Tableau vivant (plural: tableaux vivants) is French for “living picture.” The term describes a striking group of suitably costumed actors or artist’s models, carefully posed and often theatrically lit. Throughout the duration of the display, the people shown do not speak or move. The phrase and the practice probably began in medieval liturgical dramas such as the Golden Mass, where on special occasions a Mass was punctuated by short dramatic scenes and tableaux. They were a major feature of festivities for royal weddings, coronations and Royal entries into cities. Often the actors imitated statues, much in the way of modern street entertainers, but in larger groups, mounted on elaborate temporary stands along the path of the main procession.*
Parlor Tableaux were a particular kind of social entertainment that reached its prime in the 19th century. Consisting of people, usually wealthy guests at a party, dressing up and posing as a painting or etching of their choice, they play pivotal roles in several novels of the day, including Jane Eyre and The House of Mirth. Piquant and lustrous, it more or less died out as a result of the boom of the entertainment business in the 20th century, and the birth of cinematography.**
Tableaux Vivants evolved from educational and artistic performances to parlour games and charades and then, during the Victorian era, they took a darker turn with the introduction of “poses plastiques”– scantily clad actresses recreating famous statues. The following instructions for playing Tableaux Vivants are from Cassell’s Book of Amusements, Card Games and Fireside Fun, 1881.
In the estimation of some people Tableaux Vivants possess even greater attractions tha Charades, simply for the reason that in their representation no conversational power is required. The performers have to remain perfectly silent, looking rather than speaking their thoughts; proclaiming by the attitude in which they place themselves, and by the expression of their countenances, the tale they have to tell. To others, however, this silent acting is infinitely more difficult than the incessant talk and gesticulation required in charade actors. Naturally active, and gifted with a ready flow of words, the ordeal of having to remain motionless and silent, for even three or four minutes, would be equal to the infliction upon themselves of absolute pain. Still we must not be led to think that individuals devoid of character are the most eligible to take part in Tableaux Vivants; no greater mistake could be made. The affair is sure ot be a failure unless the actors not only have the perfect command of feeling, but are able also to enter completely into the spirit of the subject they attempt to depict.
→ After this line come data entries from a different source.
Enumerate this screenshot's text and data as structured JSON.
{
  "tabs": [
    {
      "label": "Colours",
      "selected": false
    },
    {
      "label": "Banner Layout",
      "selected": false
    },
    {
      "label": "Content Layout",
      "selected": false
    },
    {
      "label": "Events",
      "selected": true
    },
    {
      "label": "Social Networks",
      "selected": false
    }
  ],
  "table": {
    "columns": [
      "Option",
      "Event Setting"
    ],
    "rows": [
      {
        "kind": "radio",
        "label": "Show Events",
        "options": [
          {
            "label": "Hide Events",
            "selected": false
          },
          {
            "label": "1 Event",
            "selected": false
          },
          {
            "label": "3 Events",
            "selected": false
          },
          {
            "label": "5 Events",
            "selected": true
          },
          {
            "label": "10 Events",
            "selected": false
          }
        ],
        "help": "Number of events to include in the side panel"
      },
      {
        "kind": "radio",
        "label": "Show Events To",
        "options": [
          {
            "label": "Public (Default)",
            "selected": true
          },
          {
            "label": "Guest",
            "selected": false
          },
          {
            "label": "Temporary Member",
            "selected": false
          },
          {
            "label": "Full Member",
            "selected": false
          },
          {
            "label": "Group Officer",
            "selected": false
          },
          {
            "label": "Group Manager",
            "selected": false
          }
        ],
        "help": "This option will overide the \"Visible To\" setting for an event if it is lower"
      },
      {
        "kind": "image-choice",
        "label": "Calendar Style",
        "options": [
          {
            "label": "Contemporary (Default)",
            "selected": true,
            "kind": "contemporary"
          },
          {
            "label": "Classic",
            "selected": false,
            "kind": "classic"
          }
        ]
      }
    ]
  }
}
It would be useless to expect a lady to personate Lad Macbeth who had never read the play, and who, therefore, knew nothing of the motives which prompted that ambitious woman in her guilty career. In order to give effect to the scene the subject must be familiar and thoroughly understood by the actors. There is seldom any difficulty in the selection of subjects. Historical remembrances are always acceptable, and can be made to speak very plainly for themselves, while fictitious and poetical scenes may be rendered simply charming. Speaking from experience, one of the prettiest Tableaux Vivants we ever saw was one taken from Shakespeare’s “Winter’s Tale.”
As soon as the curtain was drawn aside, Hermione was seen on a raised pedestal, so lifeless and calm she might well have been mistaken for marble. Before her was standing Leontes, and old man, with his daughter, Perdita, hanging on his arm, both evidently struck dumb with amazement at the likeness of the statue to her who for so many years they had believed to be dead; while Camillo, Glorizel, and Polienes, aslo stood gazing in wonder. The good Paulina, dresses as a Sicililan matron, stood behind the Statute, or rather on one side, as the exhibitor of it. Presently were heard strains of gentle music, when the Statue stepped gracefully from her elevation, gave her hand to Leontes, and was embraced by him. The curtain here was drawn forward again, hiding from our sight a picture what ever since has been printed indelibly upon our memory.
For comic tableaux scenes from fairyland or nursery rhymes, would answer the purpose admirably. Some young lady with long hair might be made to be seen kneeling as Fatima, before her cruel, hard-hearted husband, Blue Beard; he with her hair in one hand, and a drawn sword in the other, just about to commit the horrid deed; the sister meantime straining her eyes out of the window, to catch sight of her brothers, who she knows are coming with all speed to the rescue. As to dressing the scenery, they are matters that must be lef to the taste and fancy of the managers of the concern, who will soon discover that the success of the Tableaux, even more than Charades, depends very greatly upon dress and surroundings. Charades speak for themselves, but Tableaux are so soon over, that unless the actors assume somewhat of the dress of the characters they attempt to personate, the audience will not readily guess the subject chosen. There is little doubt that with both Charade performers, and with those who take part in Tableaux Vivants, the assumed dress gives and air of importance to the proceedings which would not otherwise exist, and acts like a kind of inspiration (upon young people especially), making them perhaps more thoroughly lose their own personality in trying to be someone else.